N2B2 GRIC UPC: a predictive control algorithm


N2B2 GRIC UPC: a predictive control algorithm

N2B2: a predictive control algorithm implemented on a BMS (Building Management System) in order to optimize the operation of heating and cooling systems, and to enhance user’s thermal comfort.

Smart cities can be defined as scalable solutions that use ICT to enhance the citizens’ quality of life. To facilitate an urban transition, it’s necessary to propose a digitalization paradigm with different strategies: new business models based on smart block chain contracts, reliable management systems to provide a greater flexibility and resilience of buildings, smart traffic management systems to reduce congestion, and people-centered systems in urban planning.

Currently, most tertiary buildings with high occupancy (i.e. offices, universities, schools, primary health center, early care centers and commerce, among others) are characterized to use a manual scheduling system or reactive rules-based system. Within this context, two possible scenarios can be given: (i) early start-up of the heating or cooling system, which implies that the system consumes more energy and the operational costs will be greater; (ii) delayed start-up of the heating or cooling system, which implies that users will present complaints and the maintenance staff will not be able to manage everything.

As seen, the energy management of buildings is really complex. Considering that people spend 80-90% of their lives in indoor environments, it is also important to enhance their thermal comfort. In fact, some studies demonstrated that environmental conditions such as temperature and humidity can affect human health, especially to the respiratory and immune systems of vulnerable populations (children and elderly people).

For this reason, the N2B2 project aims to implement a predictive control algorithm on a BMS (Building Management System) to optimize the performance of heating and cooling systems and to enhance indoor thermal comfort (Figure 1), taking information from neural networks and historical data.

N2 B2 aditional

Fig.1. Scenarios

In other words, N2B2 allows turning on/off the heating/cooling systems each day at the optimum time, depending on the building features and the surroundings. In this way, machine learning in the construction industry field makes possible sustainable cities and communities.

Who is behind N2B2?

N2B2 was developed by some members of GRIC Research Group from the Department of Project and Construction Engineering of the UPC (Polytechnical University of Catalonia). GRIC is recognized as a consolidated research group by the Catalan Government in 2009-2013, 2014-2016 and 2017-2019 calls.

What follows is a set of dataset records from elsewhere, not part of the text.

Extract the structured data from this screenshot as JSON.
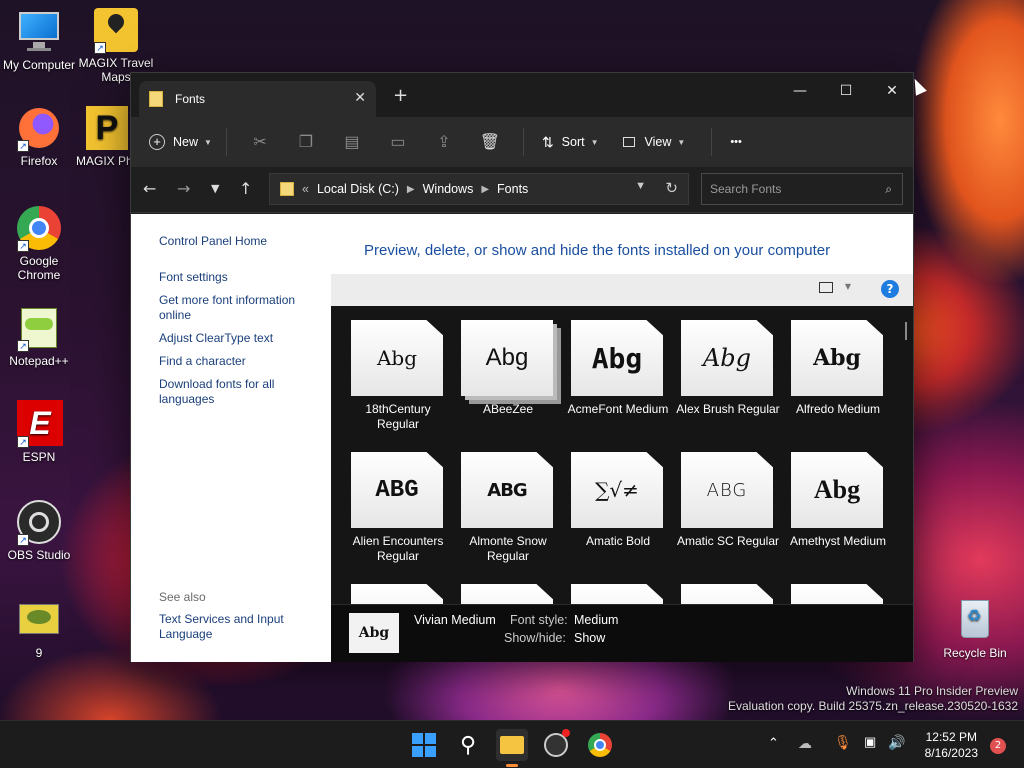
{
  "desktop": {
    "icons": [
      {
        "label": "My Computer"
      },
      {
        "label": "MAGIX Travel Maps"
      },
      {
        "label": "Firefox"
      },
      {
        "label": "MAGIX Photosto"
      },
      {
        "label": "Google Chrome"
      },
      {
        "label": "Notepad++"
      },
      {
        "label": "ESPN"
      },
      {
        "label": "OBS Studio"
      },
      {
        "label": "9"
      },
      {
        "label": "Recycle Bin"
      }
    ],
    "watermark_line1": "Windows 11 Pro Insider Preview",
    "watermark_line2": "Evaluation copy. Build 25375.zn_release.230520-1632"
  },
  "window": {
    "tab_title": "Fonts",
    "toolbar": {
      "new_label": "New",
      "sort_label": "Sort",
      "view_label": "View",
      "more_label": "•••"
    },
    "address": {
      "overflow": "«",
      "crumbs": [
        "Local Disk (C:)",
        "Windows",
        "Fonts"
      ]
    },
    "search": {
      "placeholder": "Search Fonts"
    },
    "left_pane": {
      "control_panel_home": "Control Panel Home",
      "links": [
        "Font settings",
        "Get more font information online",
        "Adjust ClearType text",
        "Find a character",
        "Download fonts for all languages"
      ],
      "see_also": "See also",
      "see_also_links": [
        "Text Services and Input Language"
      ]
    },
    "heading": "Preview, delete, or show and hide the fonts installed on your computer",
    "fonts": [
      {
        "name": "18thCentury Regular",
        "sample": "Abg"
      },
      {
        "name": "ABeeZee",
        "sample": "Abg"
      },
      {
        "name": "AcmeFont Medium",
        "sample": "Abg"
      },
      {
        "name": "Alex Brush Regular",
        "sample": "Abg"
      },
      {
        "name": "Alfredo Medium",
        "sample": "Abg"
      },
      {
        "name": "Alien Encounters Regular",
        "sample": "ABG"
      },
      {
        "name": "Almonte Snow Regular",
        "sample": "ABG"
      },
      {
        "name": "Amatic Bold",
        "sample": "∑√≠"
      },
      {
        "name": "Amatic SC Regular",
        "sample": "ABG"
      },
      {
        "name": "Amethyst Medium",
        "sample": "Abg"
      }
    ],
    "details": {
      "name": "Vivian Medium",
      "sample": "Abg",
      "style_label": "Font style:",
      "style_value": "Medium",
      "showhide_label": "Show/hide:",
      "showhide_value": "Show"
    }
  },
  "taskbar": {
    "time": "12:52 PM",
    "date": "8/16/2023",
    "notification_count": "2"
  }
}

With N2B2, this research group would like to transfer science and technology from the university to the market, to face the challenges of society.

What are the social and environmental impacts of N2B2?

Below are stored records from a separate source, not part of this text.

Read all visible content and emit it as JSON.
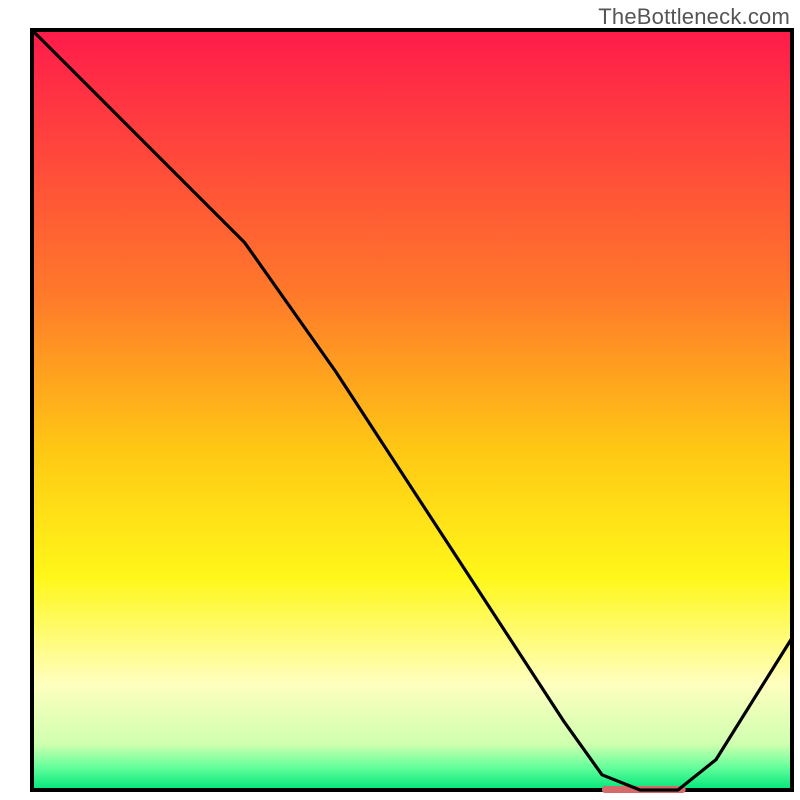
{
  "watermark": "TheBottleneck.com",
  "chart_data": {
    "type": "line",
    "title": "",
    "xlabel": "",
    "ylabel": "",
    "xlim": [
      0,
      100
    ],
    "ylim": [
      0,
      100
    ],
    "grid": false,
    "legend": false,
    "background_gradient_stops": [
      {
        "pct": 0,
        "color": "#ff1b4b"
      },
      {
        "pct": 35,
        "color": "#ff7a2a"
      },
      {
        "pct": 55,
        "color": "#ffc714"
      },
      {
        "pct": 72,
        "color": "#fff71a"
      },
      {
        "pct": 86,
        "color": "#ffffbe"
      },
      {
        "pct": 94,
        "color": "#cfffaf"
      },
      {
        "pct": 97,
        "color": "#65ff9b"
      },
      {
        "pct": 100,
        "color": "#00e57a"
      }
    ],
    "series": [
      {
        "name": "bottleneck-curve",
        "x": [
          0,
          8,
          20,
          28,
          40,
          55,
          70,
          75,
          80,
          85,
          90,
          100
        ],
        "y": [
          100,
          92,
          80,
          72,
          55,
          32,
          9,
          2,
          0,
          0,
          4,
          20
        ]
      }
    ],
    "marker": {
      "name": "optimal-range-marker",
      "x_start": 75,
      "x_end": 86,
      "y": 0,
      "color": "#d46a6a"
    },
    "axis_color": "#000000",
    "line_color": "#000000",
    "line_width": 3.2
  }
}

Regarding social and environmental impacts, the researchers can highlight the following ones: (i) incorporation of smart management to optimize the performance of building facilities (heating and cooling systems); (ii) improvement of user’s thermal comfort; (iii) reduction of operational costs; (iv) enhancement of the decision-making by practitioners.

What is the difference with respect to other existing technological solutions?

In recent years, enterprises invested in sensor networks to monitor and control building systems. Nevertheless, up to 90% of gathered data is unused for predicting scenarios. In addition, maintenance staff and building managers consider that existing BMS present several barriers: no integrability with other protocols, large number of restrictions, low scalability and versatility with high prices, and complex configurability by the practitioner among others.

In contrast to other enabling technologies (i.e. Building Information Modeling or Digital Twin models), N2B2 does not require a large quantity of data and computation time. Furthermore, this proposal is totally scalable regardless of building usage, since commercial BMSs have the same patterns of control and the performance of heating/cooling systems is slightly equal in all tertiary buildings. To analyze the reliability of N2B2, several proof-of-concepts were performed in a building of the UPC – Campus Terrassa and several schools of the region.